City Cast

Philly’s Own ‘Ellis Island,’ Pier 53

Brittany Valentine
Brittany Valentine
Posted on August 8
Blue historical marker that reads "since the 1870s, the station was an entry point and processing center for immigrants, primarily from Eastern and Southern Europe. From here, newcomers moved into the city or other parts of the state. It was demolished in 1915."

Pier 53 was known as South Philly’s version of Ellis Island. (Washingtonavenuepier/Instagram)

Philly was once home to the third most important immigration port in the country. In the 19th and early 20th centuries, more than a million people, mostly from Southern and Eastern Europe, entered the U.S. at Pier 53 on the Delaware River, which is now known as Washington Avenue Pier.

The immigration station began operations in 1873. After immigrants completed a health inspection at Lazaretto Station, they would head to Pier 53 to pass through customs and board trains to leave the city.
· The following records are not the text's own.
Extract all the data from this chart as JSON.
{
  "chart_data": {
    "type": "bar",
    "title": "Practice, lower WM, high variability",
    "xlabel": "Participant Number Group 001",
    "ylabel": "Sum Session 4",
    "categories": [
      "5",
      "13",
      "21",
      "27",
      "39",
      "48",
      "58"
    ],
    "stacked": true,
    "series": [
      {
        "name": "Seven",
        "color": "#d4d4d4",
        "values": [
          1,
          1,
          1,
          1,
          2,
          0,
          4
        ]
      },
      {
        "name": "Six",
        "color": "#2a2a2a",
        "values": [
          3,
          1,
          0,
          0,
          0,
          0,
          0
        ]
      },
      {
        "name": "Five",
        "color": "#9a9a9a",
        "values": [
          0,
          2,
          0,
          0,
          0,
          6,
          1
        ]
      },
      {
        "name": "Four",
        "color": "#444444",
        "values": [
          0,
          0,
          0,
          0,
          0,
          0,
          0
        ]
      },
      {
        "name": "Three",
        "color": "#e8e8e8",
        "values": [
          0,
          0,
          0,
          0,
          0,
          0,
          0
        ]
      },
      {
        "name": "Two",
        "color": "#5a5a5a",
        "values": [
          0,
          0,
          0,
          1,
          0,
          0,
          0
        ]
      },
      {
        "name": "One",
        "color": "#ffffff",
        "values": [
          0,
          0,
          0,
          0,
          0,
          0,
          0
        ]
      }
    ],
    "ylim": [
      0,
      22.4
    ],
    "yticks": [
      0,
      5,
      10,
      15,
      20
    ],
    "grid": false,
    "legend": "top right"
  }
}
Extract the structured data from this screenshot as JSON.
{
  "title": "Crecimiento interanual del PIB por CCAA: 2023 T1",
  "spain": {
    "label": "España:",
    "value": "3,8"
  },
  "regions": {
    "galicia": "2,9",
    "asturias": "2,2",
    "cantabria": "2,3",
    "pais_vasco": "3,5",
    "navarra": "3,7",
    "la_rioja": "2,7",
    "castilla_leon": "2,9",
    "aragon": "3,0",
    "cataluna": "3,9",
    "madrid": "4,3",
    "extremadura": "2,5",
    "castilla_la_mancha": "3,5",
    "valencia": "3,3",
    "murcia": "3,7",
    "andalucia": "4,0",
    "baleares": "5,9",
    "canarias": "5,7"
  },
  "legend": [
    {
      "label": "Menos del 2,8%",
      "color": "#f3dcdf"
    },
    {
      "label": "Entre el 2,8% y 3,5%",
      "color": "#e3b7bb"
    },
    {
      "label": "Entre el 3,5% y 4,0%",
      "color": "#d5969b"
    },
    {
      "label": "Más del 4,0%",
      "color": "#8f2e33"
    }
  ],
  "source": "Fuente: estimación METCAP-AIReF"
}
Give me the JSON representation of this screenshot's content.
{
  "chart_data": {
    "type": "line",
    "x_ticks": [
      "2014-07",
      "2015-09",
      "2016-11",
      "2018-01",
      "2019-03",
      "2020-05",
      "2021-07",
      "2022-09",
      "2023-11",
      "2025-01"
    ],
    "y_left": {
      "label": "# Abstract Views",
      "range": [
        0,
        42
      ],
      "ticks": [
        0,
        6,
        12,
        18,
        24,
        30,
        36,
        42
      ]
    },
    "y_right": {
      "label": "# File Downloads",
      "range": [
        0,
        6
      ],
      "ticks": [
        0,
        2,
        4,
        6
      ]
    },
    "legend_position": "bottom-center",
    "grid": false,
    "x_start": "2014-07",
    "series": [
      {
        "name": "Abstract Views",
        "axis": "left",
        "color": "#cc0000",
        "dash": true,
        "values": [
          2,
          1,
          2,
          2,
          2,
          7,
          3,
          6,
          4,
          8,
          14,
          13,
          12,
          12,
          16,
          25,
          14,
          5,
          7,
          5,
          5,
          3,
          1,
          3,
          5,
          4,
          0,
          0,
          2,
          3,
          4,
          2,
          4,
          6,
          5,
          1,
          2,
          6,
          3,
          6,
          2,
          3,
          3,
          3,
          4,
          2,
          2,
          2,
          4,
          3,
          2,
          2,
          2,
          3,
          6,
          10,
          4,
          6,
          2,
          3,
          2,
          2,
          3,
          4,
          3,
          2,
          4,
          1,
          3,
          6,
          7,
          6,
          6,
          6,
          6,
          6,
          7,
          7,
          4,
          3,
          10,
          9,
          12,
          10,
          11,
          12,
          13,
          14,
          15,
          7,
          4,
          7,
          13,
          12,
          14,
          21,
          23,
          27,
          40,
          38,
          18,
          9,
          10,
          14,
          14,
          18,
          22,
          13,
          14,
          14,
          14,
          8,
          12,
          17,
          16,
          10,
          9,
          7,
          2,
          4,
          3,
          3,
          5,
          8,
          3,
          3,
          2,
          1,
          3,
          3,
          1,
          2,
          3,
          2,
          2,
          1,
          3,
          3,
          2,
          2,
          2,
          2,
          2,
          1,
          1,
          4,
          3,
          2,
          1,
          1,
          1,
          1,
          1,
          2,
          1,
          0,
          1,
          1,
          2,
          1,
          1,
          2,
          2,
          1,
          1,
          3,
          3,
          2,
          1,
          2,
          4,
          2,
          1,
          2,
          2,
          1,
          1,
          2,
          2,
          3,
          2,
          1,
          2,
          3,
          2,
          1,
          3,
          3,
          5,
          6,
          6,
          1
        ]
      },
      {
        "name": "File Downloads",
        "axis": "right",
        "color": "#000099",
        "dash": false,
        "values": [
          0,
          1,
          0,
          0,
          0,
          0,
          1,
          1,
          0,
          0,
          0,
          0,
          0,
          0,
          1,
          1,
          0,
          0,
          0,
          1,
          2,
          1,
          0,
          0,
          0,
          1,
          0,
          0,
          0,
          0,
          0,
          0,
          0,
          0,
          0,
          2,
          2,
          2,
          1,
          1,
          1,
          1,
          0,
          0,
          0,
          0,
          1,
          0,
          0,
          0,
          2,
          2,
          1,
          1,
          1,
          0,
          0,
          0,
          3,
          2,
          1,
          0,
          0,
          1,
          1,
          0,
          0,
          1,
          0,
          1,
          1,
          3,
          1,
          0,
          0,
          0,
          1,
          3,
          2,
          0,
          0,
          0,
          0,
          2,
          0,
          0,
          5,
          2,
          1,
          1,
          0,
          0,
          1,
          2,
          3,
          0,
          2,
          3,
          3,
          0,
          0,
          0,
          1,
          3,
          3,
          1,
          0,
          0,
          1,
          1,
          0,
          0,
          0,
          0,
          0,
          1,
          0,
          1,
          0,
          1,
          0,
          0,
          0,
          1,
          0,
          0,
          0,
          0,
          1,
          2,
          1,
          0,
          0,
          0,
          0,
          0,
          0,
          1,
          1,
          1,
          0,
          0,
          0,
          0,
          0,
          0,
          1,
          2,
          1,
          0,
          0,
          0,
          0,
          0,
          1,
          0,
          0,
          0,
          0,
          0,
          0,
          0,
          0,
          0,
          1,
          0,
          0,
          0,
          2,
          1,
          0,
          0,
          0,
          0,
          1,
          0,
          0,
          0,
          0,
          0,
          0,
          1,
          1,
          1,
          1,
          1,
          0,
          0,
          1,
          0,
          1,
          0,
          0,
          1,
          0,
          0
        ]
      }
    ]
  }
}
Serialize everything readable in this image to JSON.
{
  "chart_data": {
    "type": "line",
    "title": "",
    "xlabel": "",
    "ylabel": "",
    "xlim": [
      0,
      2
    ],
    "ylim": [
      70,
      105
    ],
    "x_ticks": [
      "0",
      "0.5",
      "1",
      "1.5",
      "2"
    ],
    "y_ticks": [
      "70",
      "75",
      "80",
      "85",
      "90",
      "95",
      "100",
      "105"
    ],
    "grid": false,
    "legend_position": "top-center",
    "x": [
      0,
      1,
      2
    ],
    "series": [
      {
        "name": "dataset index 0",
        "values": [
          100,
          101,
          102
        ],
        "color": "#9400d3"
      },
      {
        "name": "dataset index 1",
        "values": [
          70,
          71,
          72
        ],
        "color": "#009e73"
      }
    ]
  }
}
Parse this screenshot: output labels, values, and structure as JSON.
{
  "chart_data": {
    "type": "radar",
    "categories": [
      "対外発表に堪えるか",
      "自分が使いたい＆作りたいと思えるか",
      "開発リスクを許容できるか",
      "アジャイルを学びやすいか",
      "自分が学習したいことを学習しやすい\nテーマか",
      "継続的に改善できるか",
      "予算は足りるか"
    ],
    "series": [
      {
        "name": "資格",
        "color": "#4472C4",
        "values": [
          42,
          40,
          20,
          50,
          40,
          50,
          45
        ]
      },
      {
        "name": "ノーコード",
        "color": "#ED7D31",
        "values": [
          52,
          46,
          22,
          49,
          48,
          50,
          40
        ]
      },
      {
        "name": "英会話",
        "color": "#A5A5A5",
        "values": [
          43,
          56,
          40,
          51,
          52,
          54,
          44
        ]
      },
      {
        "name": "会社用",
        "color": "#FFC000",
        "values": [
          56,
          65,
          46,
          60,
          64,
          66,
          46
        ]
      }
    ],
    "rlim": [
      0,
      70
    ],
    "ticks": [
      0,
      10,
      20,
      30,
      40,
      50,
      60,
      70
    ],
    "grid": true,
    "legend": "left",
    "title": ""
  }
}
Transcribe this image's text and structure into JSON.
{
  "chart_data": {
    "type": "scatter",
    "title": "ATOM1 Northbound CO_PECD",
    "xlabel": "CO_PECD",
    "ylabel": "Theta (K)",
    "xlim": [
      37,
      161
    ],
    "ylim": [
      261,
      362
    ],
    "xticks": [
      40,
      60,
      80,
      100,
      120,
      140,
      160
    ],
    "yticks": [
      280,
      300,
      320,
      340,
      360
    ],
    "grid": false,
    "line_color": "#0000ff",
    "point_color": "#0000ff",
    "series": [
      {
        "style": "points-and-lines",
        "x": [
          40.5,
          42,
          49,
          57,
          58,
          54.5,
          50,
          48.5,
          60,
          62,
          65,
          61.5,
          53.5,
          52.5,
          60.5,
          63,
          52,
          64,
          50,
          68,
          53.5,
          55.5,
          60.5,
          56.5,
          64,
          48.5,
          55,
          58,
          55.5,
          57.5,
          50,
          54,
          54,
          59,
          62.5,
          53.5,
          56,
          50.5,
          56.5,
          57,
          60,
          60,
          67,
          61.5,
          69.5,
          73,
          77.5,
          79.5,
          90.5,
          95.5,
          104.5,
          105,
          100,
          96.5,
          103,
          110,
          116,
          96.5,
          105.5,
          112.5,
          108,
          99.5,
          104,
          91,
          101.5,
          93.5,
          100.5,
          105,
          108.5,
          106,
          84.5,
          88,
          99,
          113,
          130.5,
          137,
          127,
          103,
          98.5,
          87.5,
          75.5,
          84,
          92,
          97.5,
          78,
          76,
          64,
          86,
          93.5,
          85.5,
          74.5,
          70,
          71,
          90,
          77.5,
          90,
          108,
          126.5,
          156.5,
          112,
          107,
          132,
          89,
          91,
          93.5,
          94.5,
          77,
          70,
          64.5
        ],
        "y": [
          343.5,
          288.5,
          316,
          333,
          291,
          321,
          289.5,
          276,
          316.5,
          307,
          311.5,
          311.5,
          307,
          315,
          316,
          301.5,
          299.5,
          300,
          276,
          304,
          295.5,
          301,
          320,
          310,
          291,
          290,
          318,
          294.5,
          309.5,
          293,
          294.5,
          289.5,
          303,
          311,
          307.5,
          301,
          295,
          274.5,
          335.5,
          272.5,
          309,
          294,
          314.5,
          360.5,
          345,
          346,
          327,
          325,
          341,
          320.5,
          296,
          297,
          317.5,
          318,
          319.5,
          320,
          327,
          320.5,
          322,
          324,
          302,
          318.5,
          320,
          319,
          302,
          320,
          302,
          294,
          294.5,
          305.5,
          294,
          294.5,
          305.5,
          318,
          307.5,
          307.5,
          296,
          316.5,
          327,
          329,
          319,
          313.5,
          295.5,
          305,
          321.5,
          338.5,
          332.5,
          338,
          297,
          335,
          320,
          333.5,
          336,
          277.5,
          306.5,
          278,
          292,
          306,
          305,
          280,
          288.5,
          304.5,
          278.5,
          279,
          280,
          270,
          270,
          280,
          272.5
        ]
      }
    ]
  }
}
Those who couldn’t afford to leave settled down near the waterfront. Italian immigrants settled around Ninth Street, which later became known as the Italian Market.

The station received an average of 50,000 passengers a year until it was demolished in 1915. Washington Avenue Pier is now a public park with wetlands, meadows, elevated boardwalks, and gathering spaces.

Visitors can also climb a 55-foot spiral staircase called “Land Buoy.” The art installation emits a soft blue light, commemorating those who started new lives at Pier 53.